For weeks, winter weather has evaded North Texas.
Temperatures have regularly been 10 to 20 degrees above normal. At least six new daily heat records were set. And each time a cold front has moved in, it hasn’t lasted long before warm conditions returned.
December began with some notable chill, but it quickly vanished, leaving behind daily highs in the 70s and 80s for much of the holiday season, according to the National Weather Service’s Fort Worth office. As the start of meteorologic winter, December doesn’t usually contain the season’s coldest days, but the lack of crisp air has been particularly prominent. This abnormal winter warmth also comes on the heels of an unusually warm fall in Dallas-Fort Worth.
D-FW Weather Wise
John Nielsen-Gammon, the Texas state climatologist, said this unusual heat has been affecting more than just Texas. Much of the central United States has been hotter than normal in recent weeks, while the Pacific Northwest and New England have seen colder winter weather.
He largely attributed this pattern to the movement of the jet streams, which are narrow bands of strong wind currents that blow from west to east around the planet. Those bands form on the boundary between warmer and colder air masses, and can affect the movement of weather systems across the country.

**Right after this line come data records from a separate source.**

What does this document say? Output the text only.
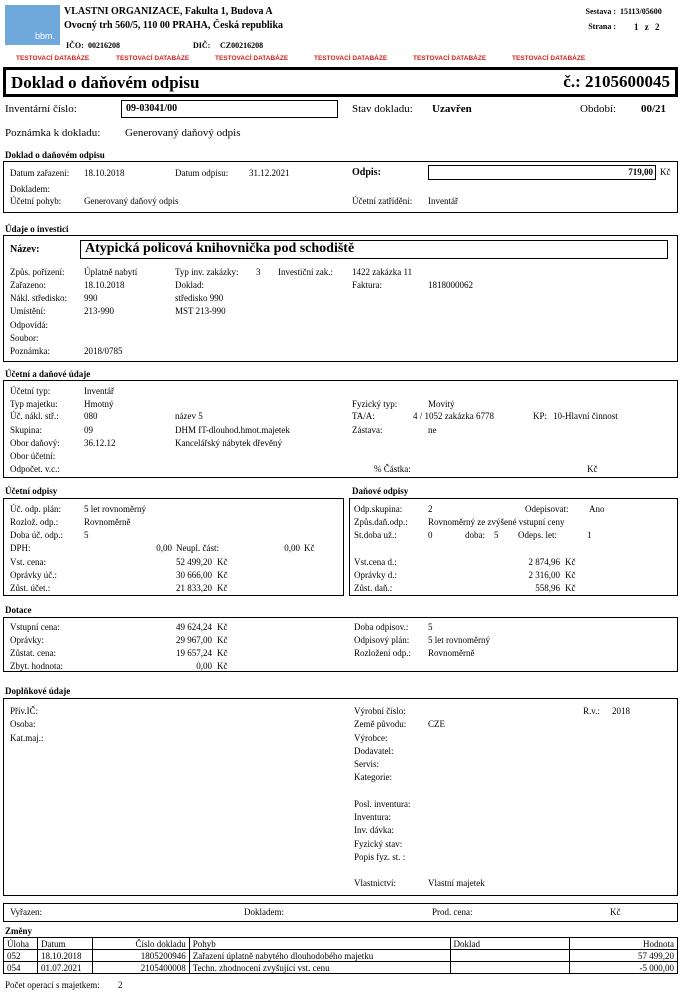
bbm.
VLASTNI ORGANIZACE, Fakulta 1, Budova A
Ovocný trh 560/5, 110 00 PRAHA, Česká republika
IČO: 00216208	DIČ: CZ00216208
Sestava : 15113/05600
Strana : 1 z 2
TESTOVACÍ DATABÁZE	TESTOVACÍ DATABÁZE	TESTOVACÍ DATABÁZE	TESTOVACÍ DATABÁZE	TESTOVACÍ DATABÁZE	TESTOVACÍ DATABÁZE
Doklad o daňovém odpisu	č.: 2105600045
Inventární číslo:	09-03041/00	Stav dokladu: Uzavřen	Období: 00/21
Poznámka k dokladu: Generovaný daňový odpis
Doklad o daňovém odpisu
Datum zařazení: 18.10.2018	Datum odpisu: 31.12.2021	Odpis:	719,00 Kč
Dokladem:
Účetní pohyb:	Generovaný daňový odpis	Účetní zatřídění: Inventář
Údaje o investici
Název:	Atypická policová knihovnička pod schodiště
Způs. pořízení: Úplatně nabytí	Typ inv. zakázky: 3 Investiční zak.: 1422 zakázka 11
Zařazeno:	18.10.2018	Doklad:	Faktura:	1818000062
Nákl. středisko: 990	středisko 990
Umístění:	213-990	MST 213-990
Odpovídá:
Soubor:
Poznámka:	2018/0785
Účetní a daňové údaje
Účetní typ:	Inventář
Typ majetku:	Hmotný	Fyzický typ:	Movitý
Úč. nákl. stř.:	080	název 5	TA/A:	4 / 1052 zakázka 6778	KP: 10-Hlavní činnost
Skupina:	09	DHM IT-dlouhod.hmot.majetek	Zástava:	ne
Obor daňový:	36.12.12	Kancelářský nábytek dřevěný
Obor účetní:
Odpočet. v.c.:	% Částka:	Kč
Účetní odpisy	Daňové odpisy
Úč. odp. plán:	5 let rovnoměrný
Rozlož. odp.:	Rovnoměrně
Doba úč. odp.: 5
DPH:	0,00 Neupl. část:	0,00 Kč
Vst. cena:	52 499,20 Kč
Oprávky úč.:	30 666,00 Kč
Zůst. účet.:	21 833,20 Kč
Odp.skupina:	2	Odepisovat: Ano
Způs.daň.odp.: Rovnoměrný ze zvýšené vstupní ceny
St.doba už.:	0	doba: 5 Odeps. let:	1
Vst.cena d.:	2 874,96 Kč
Oprávky d.:	2 316,00 Kč
Zůst. daň.:	558,96 Kč
Dotace
Vstupní cena:	49 624,24 Kč
Oprávky:	29 967,00 Kč
Zůstat. cena:	19 657,24 Kč
Zbyt. hodnota:	0,00 Kč
Doba odpisov.: 5
Odpisový plán: 5 let rovnoměrný
Rozložení odp.: Rovnoměrně
Doplňkové údaje
Přív.IČ:
Osoba:
Kat.maj.:
Výrobní číslo:	R.v.: 2018
Země původu: CZE
Výrobce:
Dodavatel:
Servis:
Kategorie:
Posl. inventura:
Inventura:
Inv. dávka:
Fyzický stav:
Popis fyz. st. :
Vlastnictví:	Vlastní majetek
Vyřazen:	Dokladem:	Prod. cena:	Kč
Změny
Úloha	Datum	Číslo dokladu	Pohyb	Doklad	Hodnota
052	18.10.2018	1805200946	Zařazení úplatně nabytého dlouhodobého majetku		57 499,20
054	01.07.2021	2105400008	Techn. zhodnocení zvyšující vst. cenu		-5 000,00
Počet operací s majetkem: 2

The current shape of the jet stream is called a Pacific-North America Pattern, Nielsen-Gammon said, and often leads to opposite weather trends in the northwestern and southern United States.
But it’s not just the jet stream – human-caused climate change is making all seasons about 2-3 degrees warmer.
“Which, in itself, is small,” Nielsen-Gammon said. “But in many places it has essentially been enough to put things beyond the record threshold.”
Andrew Dessler, Director of the Texas Center for Extreme Weather at Texas A&M, said repeatedly breaking climate records — whether with floods, winds or temperatures — is “the siren song of climate change.”
“Eighty degrees in December, it’s actually pretty pleasant,” he said. “Just realize the same temperatures that are making this pleasant are going to make August incredibly unpleasant.”
In good news, chillier air is inbound.
A cold front is expected to move in Friday evening, which will drop daytime highs down to the mid-50s over the weekend. More normal temperatures for January are expected to continue the second week of the month.
Sarah Barnes, a meteorologist with the weather service, noted that it’s “still pretty early” in the winter season and said winter precipitation could still be on the horizon. The Climate Prediction Center is forecasting above normal chances of precipitation later this month, but it remains to be seen if it will be cold enough for flurries to form.